Following a group of Mossad agents as they attempt to track down and execute those responsible for planning the Black September operation, “Munich” stars Eric Bana (“Troy”) as Avner, the man hand-picked to lead a team across Europe to hunt the perpetrators. Given nothing but a bottomless bank account and a list of 11 names he’s told are responsible for Munich, Avner assembles a team that includes a trigger man Steve (Daniel Craig), toy-maker turned explosives expert Robert (Mathieu Kassovitz), forger Hans, and clean-up man Carl (Ciarán Hinds).

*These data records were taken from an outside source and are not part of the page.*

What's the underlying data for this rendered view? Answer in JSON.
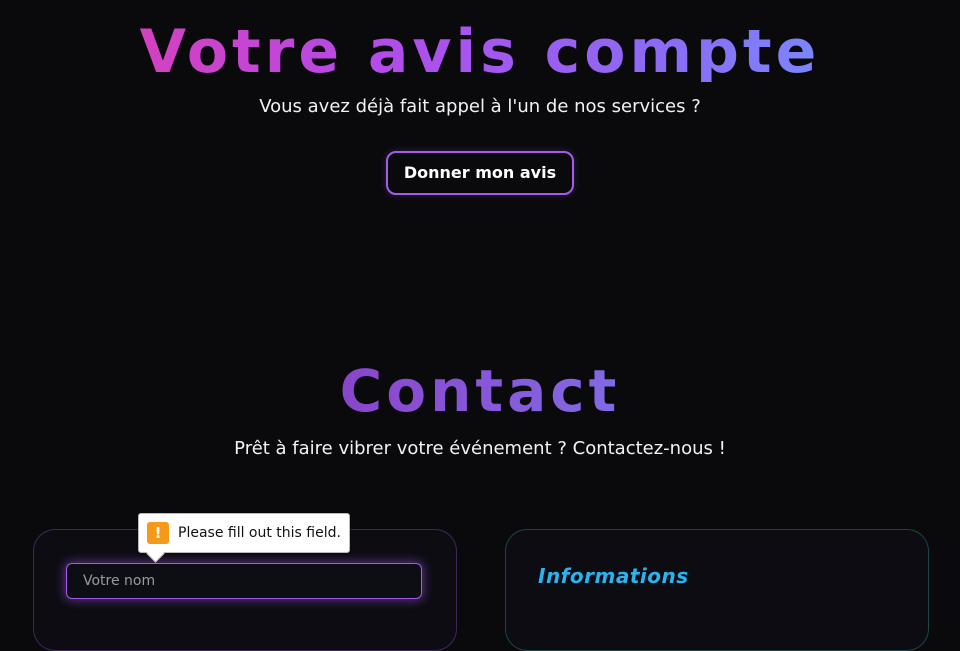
{
  "reviews": {
    "title": "Votre avis compte",
    "subtitle": "Vous avez déjà fait appel à l'un de nos services ?",
    "button_label": "Donner mon avis"
  },
  "contact": {
    "title": "Contact",
    "subtitle": "Prêt à faire vibrer votre événement ? Contactez-nous !",
    "form": {
      "name_placeholder": "Votre nom",
      "name_value": ""
    },
    "info": {
      "title": "Informations"
    }
  },
  "validation_tooltip": {
    "message": "Please fill out this field.",
    "icon": "warning-icon",
    "icon_glyph": "!"
  },
  "colors": {
    "background": "#0a0a0d",
    "accent_purple": "#a35de8",
    "accent_pink": "#e83aa8",
    "accent_blue": "#6ea0ff",
    "info_title": "#2bb3f0",
    "warning": "#f59a18"
  }
}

As the team begins to assassinate the men on their list, the toll of revenge on Avner and others begins to take hold. Doubts about their mission swell as the names on their list change or grow, and the seemingly endless cycle of violence is realized as the other side carries out further attacks in response to their hits. This story is dramatic enough but Spielberg manages to humanize the movie further by depicting the personal toll the mission takes on Avner’s life. His wife, who was pregnant before he left, gives birth to his daughter and the time apart from his family begins to erode at his happiness.
Bana turns in his best performance to date in “Munich.” He has quickly vaulted to Hollywood’s A-list with great turns in other single-worded films such as “Hulk” and “Troy,” but his true range as an actor is seen in this film. Working with Tony Kushner’s (“Angels in America”) impassioned and penetrating script, he is able to show dimensions we haven’t seen from him until now. He and Ciarán Hinds, who played Julius Caesar brilliantly in HBO’s “Rome” this fall, deserve Oscar nominations.

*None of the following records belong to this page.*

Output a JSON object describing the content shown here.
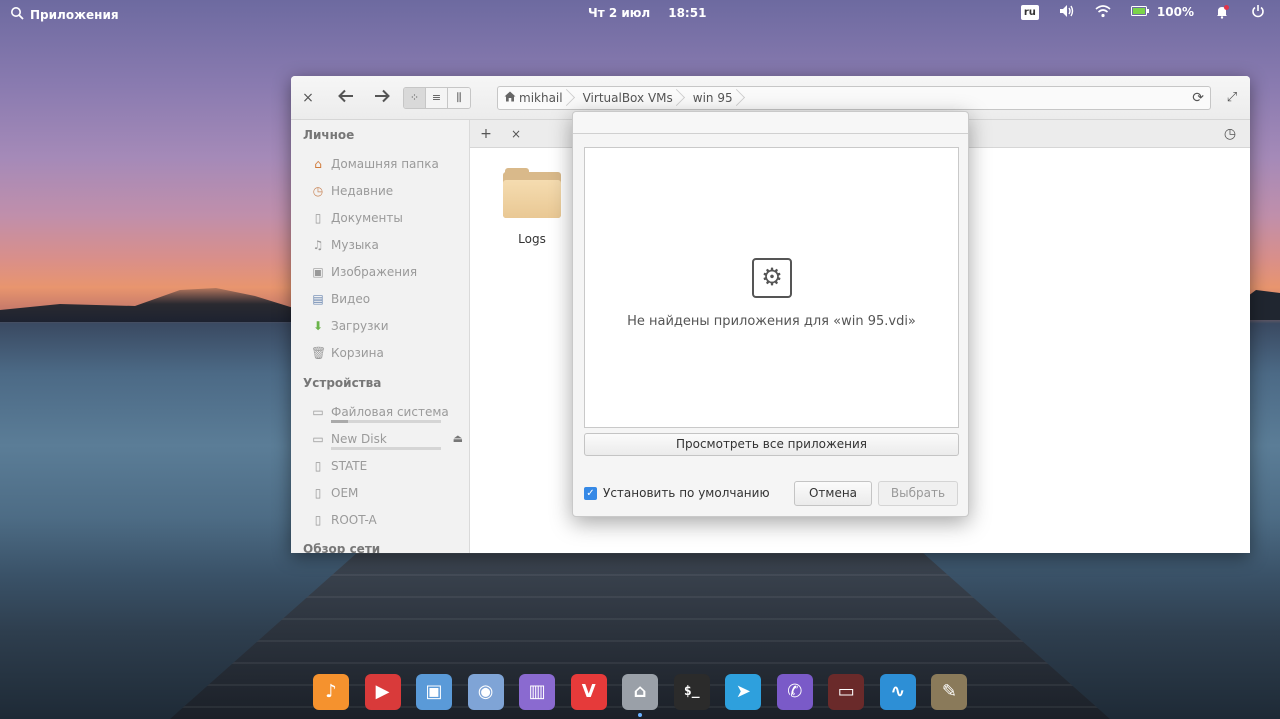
{
  "top_panel": {
    "apps_label": "Приложения",
    "date": "Чт  2 июл",
    "time": "18:51",
    "language": "ru",
    "battery": "100%"
  },
  "file_manager": {
    "breadcrumbs": [
      "mikhail",
      "VirtualBox VMs",
      "win 95"
    ],
    "sidebar": {
      "personal_heading": "Личное",
      "personal_items": [
        {
          "label": "Домашняя папка",
          "icon": "home-icon"
        },
        {
          "label": "Недавние",
          "icon": "recent-icon"
        },
        {
          "label": "Документы",
          "icon": "document-icon"
        },
        {
          "label": "Музыка",
          "icon": "music-icon"
        },
        {
          "label": "Изображения",
          "icon": "image-icon"
        },
        {
          "label": "Видео",
          "icon": "video-icon"
        },
        {
          "label": "Загрузки",
          "icon": "download-icon"
        },
        {
          "label": "Корзина",
          "icon": "trash-icon"
        }
      ],
      "devices_heading": "Устройства",
      "device_items": [
        {
          "label": "Файловая система",
          "icon": "drive-icon",
          "usage": 0.15
        },
        {
          "label": "New Disk",
          "icon": "drive-icon",
          "usage": 0.0
        },
        {
          "label": "STATE",
          "icon": "usb-icon"
        },
        {
          "label": "OEM",
          "icon": "usb-icon"
        },
        {
          "label": "ROOT-A",
          "icon": "usb-icon"
        }
      ],
      "network_heading": "Обзор сети"
    },
    "items": [
      {
        "name": "Logs",
        "type": "folder"
      }
    ]
  },
  "dialog": {
    "empty_message": "Не найдены приложения для «win 95.vdi»",
    "view_all_label": "Просмотреть все приложения",
    "set_default_label": "Установить по умолчанию",
    "set_default_checked": true,
    "cancel_label": "Отмена",
    "select_label": "Выбрать"
  },
  "dock": {
    "items": [
      {
        "name": "music-app",
        "glyph": "♪",
        "color": "#f5922e"
      },
      {
        "name": "videos-app",
        "glyph": "▶",
        "color": "#d93a3a"
      },
      {
        "name": "photos-app",
        "glyph": "▣",
        "color": "#5a9ad8"
      },
      {
        "name": "switchboard-app",
        "glyph": "◉",
        "color": "#7fa4d6"
      },
      {
        "name": "appcenter-app",
        "glyph": "▥",
        "color": "#8a6ad0"
      },
      {
        "name": "vivaldi-app",
        "glyph": "V",
        "color": "#e63a3a"
      },
      {
        "name": "files-app",
        "glyph": "⌂",
        "color": "#9aa0a8"
      },
      {
        "name": "terminal-app",
        "glyph": "$_",
        "color": "#2b2b2b"
      },
      {
        "name": "telegram-app",
        "glyph": "➤",
        "color": "#2ea0dd"
      },
      {
        "name": "viber-app",
        "glyph": "✆",
        "color": "#7a5ac8"
      },
      {
        "name": "screenshot-app",
        "glyph": "▭",
        "color": "#6a2a2a"
      },
      {
        "name": "monitor-app",
        "glyph": "∿",
        "color": "#2d8fd6"
      },
      {
        "name": "gimp-app",
        "glyph": "✎",
        "color": "#8a7a5a"
      }
    ]
  }
}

It’s obvious that Spielberg improves as a director if his heart is into the material. Much like “Schindler’s List,” his previously best work that dealt with the Holocaust, Spielberg’s Jewish heritage and his love and support for Israel shows in “Munich.” That’s not to say that this movie leans one way or the other in placing blame for the Israeli/Palestinian conflict. Both sides have their say on this complex issue and to Spielberg’s credit he doesn’t provide any easy answers. It’s obvious he believes in Israel’s right to exist but not at the cost of righteousness, something Golda Mier seems willing to bargain with in this film. Indeed, Spielberg’s portrayal of the Israeli government in this film borders on the sinister.
Ultimately this movie is a plea for peace. With “Munich,” Spielberg has cast an absorbing drama about the cost of retribution. The film comes at a time when our own nation seems to be at a crossroads. “Munich’s” final moments take place in Brooklyn, where Avner has kept his family safe from all sides. In the final shot of the film Spielberg shows us a New York skyline complete with the Twin Towers. It’s an obvious, almost pandering, correlation to the U.S.’s current dilemma, but one that is not easily forgotten or simple to ignore.

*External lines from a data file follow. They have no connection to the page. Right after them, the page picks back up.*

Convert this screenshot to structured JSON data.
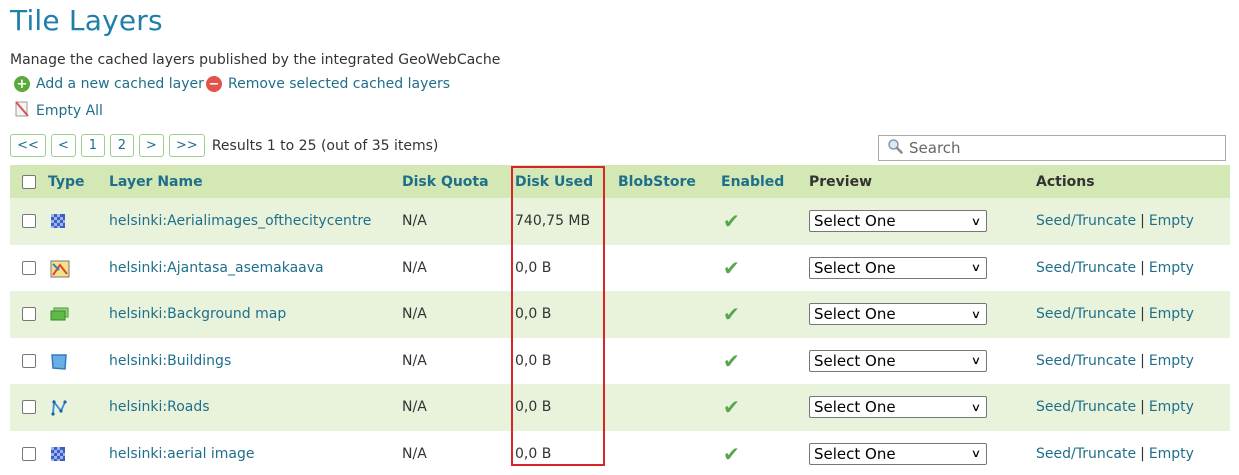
{
  "page": {
    "title": "Tile Layers",
    "description": "Manage the cached layers published by the integrated GeoWebCache"
  },
  "actions": {
    "add": "Add a new cached layer",
    "remove": "Remove selected cached layers",
    "empty_all": "Empty All"
  },
  "pager": {
    "first": "<<",
    "prev": "<",
    "page1": "1",
    "page2": "2",
    "next": ">",
    "last": ">>",
    "results": "Results 1 to 25 (out of 35 items)"
  },
  "search": {
    "placeholder": "Search",
    "icon": "magnifier-icon"
  },
  "table": {
    "headers": {
      "type": "Type",
      "layer_name": "Layer Name",
      "disk_quota": "Disk Quota",
      "disk_used": "Disk Used",
      "blobstore": "BlobStore",
      "enabled": "Enabled",
      "preview": "Preview",
      "actions": "Actions"
    },
    "rows": [
      {
        "type_icon": "raster-icon",
        "name": "helsinki:Aerialimages_ofthecitycentre",
        "quota": "N/A",
        "used": "740,75 MB",
        "blobstore": "",
        "enabled": "✔",
        "preview": "Select One",
        "seed": "Seed/Truncate",
        "sep": "|",
        "empty": "Empty"
      },
      {
        "type_icon": "map-group-icon",
        "name": "helsinki:Ajantasa_asemakaava",
        "quota": "N/A",
        "used": "0,0 B",
        "blobstore": "",
        "enabled": "✔",
        "preview": "Select One",
        "seed": "Seed/Truncate",
        "sep": "|",
        "empty": "Empty"
      },
      {
        "type_icon": "layer-group-icon",
        "name": "helsinki:Background map",
        "quota": "N/A",
        "used": "0,0 B",
        "blobstore": "",
        "enabled": "✔",
        "preview": "Select One",
        "seed": "Seed/Truncate",
        "sep": "|",
        "empty": "Empty"
      },
      {
        "type_icon": "polygon-icon",
        "name": "helsinki:Buildings",
        "quota": "N/A",
        "used": "0,0 B",
        "blobstore": "",
        "enabled": "✔",
        "preview": "Select One",
        "seed": "Seed/Truncate",
        "sep": "|",
        "empty": "Empty"
      },
      {
        "type_icon": "line-icon",
        "name": "helsinki:Roads",
        "quota": "N/A",
        "used": "0,0 B",
        "blobstore": "",
        "enabled": "✔",
        "preview": "Select One",
        "seed": "Seed/Truncate",
        "sep": "|",
        "empty": "Empty"
      },
      {
        "type_icon": "raster-icon",
        "name": "helsinki:aerial image",
        "quota": "N/A",
        "used": "0,0 B",
        "blobstore": "",
        "enabled": "✔",
        "preview": "Select One",
        "seed": "Seed/Truncate",
        "sep": "|",
        "empty": "Empty"
      }
    ]
  },
  "colors": {
    "title": "#1f7fa8",
    "link": "#1f6f8b",
    "header_bg": "#d4e8b6",
    "row_alt_bg": "#e9f3dc",
    "highlight": "#d9242a"
  }
}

Steven Spielberg’s latest historical drama, “Munich,” is being released in two different formats on DVD – a single-disc, widescreen edition and a two-disc special edition – and while fans of the director will surely melt at the sight of the latter (especially since it’s the only one that features any bonus material), it’s the single-disc version that is actually worth picking up. The reasoning behind this falls on the sub par collection of extras appearing on the special edition, with only a few of them (like the cast/crew featurette “The Mission, the Team” and the behind-the-scenes featurette “The On-Set Experience) being of any real interest to the average moviegoer. The complete lack of a Spielberg commentary (save for an optional four-minute introduction) also hurts the set greatly, and unless you plan on dropping a few extra bucks for some slightly better cover art, you’re better off just picking up the barebones release.